Roger Grosse
(http://people.csail.mit.edu/rgrosse/)
MIT
Wednesday 31st October 2012
Time: 4pm
B10 Basement Seminar Room
Alexandra House, 17 Queen Square, London, WC1N 3AR
Model selection in a large compositional space
We often build complex probabilistic models by "composing" simpler models -- using one model to generate the latent variables for another model. This allows us to express complex distributions over the observed data and to share statistical structure between different parts of a model. I'll present a space of matrix decomposition models defined by the composition of a small number of motifs of probabilistic modeling, such as clustering, low rank factorizations, and binary latent factor models. This compositional structure can be represented by a context-free grammar whose production rules correspond to these motifs.

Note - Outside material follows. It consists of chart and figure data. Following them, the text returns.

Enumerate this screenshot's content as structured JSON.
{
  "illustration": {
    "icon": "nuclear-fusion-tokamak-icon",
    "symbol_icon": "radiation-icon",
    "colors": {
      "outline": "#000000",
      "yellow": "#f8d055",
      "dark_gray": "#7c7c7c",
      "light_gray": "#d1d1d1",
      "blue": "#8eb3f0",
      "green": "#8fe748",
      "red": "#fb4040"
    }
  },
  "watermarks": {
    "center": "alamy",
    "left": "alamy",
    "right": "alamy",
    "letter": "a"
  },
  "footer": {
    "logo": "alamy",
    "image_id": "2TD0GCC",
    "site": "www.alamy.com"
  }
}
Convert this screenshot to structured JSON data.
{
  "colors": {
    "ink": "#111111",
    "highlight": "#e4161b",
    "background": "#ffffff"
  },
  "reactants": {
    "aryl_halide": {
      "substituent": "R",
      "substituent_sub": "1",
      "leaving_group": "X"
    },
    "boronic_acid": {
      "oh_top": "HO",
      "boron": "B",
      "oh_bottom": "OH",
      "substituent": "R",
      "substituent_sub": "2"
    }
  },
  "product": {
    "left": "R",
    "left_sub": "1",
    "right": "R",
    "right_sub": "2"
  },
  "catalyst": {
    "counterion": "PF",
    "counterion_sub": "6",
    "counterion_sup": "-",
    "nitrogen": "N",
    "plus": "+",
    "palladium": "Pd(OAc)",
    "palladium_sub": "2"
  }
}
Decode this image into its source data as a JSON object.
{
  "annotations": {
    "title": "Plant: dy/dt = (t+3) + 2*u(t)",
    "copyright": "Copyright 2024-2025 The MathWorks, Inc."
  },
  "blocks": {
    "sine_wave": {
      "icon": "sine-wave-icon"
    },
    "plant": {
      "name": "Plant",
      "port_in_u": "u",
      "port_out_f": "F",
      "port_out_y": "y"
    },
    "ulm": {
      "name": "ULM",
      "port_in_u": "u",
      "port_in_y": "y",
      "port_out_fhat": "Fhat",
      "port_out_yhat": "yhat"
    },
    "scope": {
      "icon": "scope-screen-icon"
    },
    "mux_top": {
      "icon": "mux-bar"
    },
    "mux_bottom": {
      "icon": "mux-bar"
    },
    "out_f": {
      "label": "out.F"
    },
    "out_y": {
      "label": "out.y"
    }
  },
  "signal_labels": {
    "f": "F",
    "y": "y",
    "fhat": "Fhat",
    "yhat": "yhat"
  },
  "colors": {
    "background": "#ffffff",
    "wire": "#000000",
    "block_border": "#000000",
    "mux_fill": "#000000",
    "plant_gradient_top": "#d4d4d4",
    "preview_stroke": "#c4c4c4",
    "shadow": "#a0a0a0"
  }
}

By exploiting the structure of this grammar, we can generically and efficiently infer latent components and estimate predictive likelihood for nearly 2500 model structures using a small toolbox of reusable algorithms. Using a greedy search over this grammar, we automatically choose the decomposition structure from raw data by evaluating only a small fraction of all models. The proposed method typically finds the correct structure for synthetic data and backs off gracefully to simpler models under heavy noise. It learns sensible structures for datasets as diverse as image patches, motion capture, 20 Questions, and U.S. Senate votes, all using exactly the same code.